Poster Presentation Australian Society for Microbiology Annual Scientific Meeting 2019

Performance Qualification of Bruker MALDI Biotyper® 4.0 Microbial Identification System within a Regulatory Compliance Testing Laboratory (#245)

David Yeates 1 , Emma Deaves 1 , Anthea Bates 1
  1. Therapeutic Goods Administration, Symonston, ACT, Australia

The Microbiology Section of the Therapeutic Goods Administration conducts risk-based compliance
and investigative testing of therapeutic goods to verify microbiological quality with regulatory
requirements. Identification of microorganisms presents challenges due to the variety of
environmental organisms encountered, the slow-growing nature of some organisms and the
potential for organisms to be sub-lethally damaged by exposure to sterilising or antimicrobial agents.
To determine if an organism poses a risk to patient safety or product spoilage, it is vital that
identification is correct with a high degree of confidence.

Matrix Assisted Laser Desorption/Ionisation Time of Flight Mass Spectrometry (MALDI-TOF MS)
systems are established as rapid and reliable identification systems in many fields of microbiology.
Performance qualification (PQ) of a Bruker Maldi Biotyper® 4.0 system was conducted to investigate
its suitability to identify with a high degree of confidence, bacteria likely to be encountered during
testing of therapeutic goods.

PQ comprised four separate phases: specificity, reproducibility, robustness and accuracy.
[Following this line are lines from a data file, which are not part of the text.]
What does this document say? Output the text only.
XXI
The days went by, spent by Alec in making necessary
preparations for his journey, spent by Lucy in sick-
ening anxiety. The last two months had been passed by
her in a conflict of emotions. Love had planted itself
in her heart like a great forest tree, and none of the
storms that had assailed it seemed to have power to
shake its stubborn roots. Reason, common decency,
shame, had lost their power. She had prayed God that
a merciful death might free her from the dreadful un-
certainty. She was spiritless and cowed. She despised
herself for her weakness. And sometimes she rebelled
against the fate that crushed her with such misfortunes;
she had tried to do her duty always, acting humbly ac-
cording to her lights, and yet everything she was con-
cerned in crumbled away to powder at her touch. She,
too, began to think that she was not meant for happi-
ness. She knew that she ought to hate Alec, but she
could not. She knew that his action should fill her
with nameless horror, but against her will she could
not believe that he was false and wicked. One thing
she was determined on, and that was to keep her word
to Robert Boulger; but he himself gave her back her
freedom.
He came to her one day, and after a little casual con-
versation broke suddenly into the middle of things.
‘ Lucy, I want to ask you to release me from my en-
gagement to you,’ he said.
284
A total of
1474 data point identifications were analysed: 94.2% were correct to species level, 2.4% were
correct to genus level only, 2.1% resulted in no identification, 1.1% resulted in a not reliable
identification and 0.3% were identified incorrectly.

Results indicate reliable capability of the system to rapidly identify many of the PQ microorganisms
to genus or species level, with known limitations evident for some organisms, e.g. some species of
Bacillus and Streptococcus. Extension of PQ studies will further investigate suitability of the system
for identification of other relevant organisms e.g. yeasts and probiotic bacteria.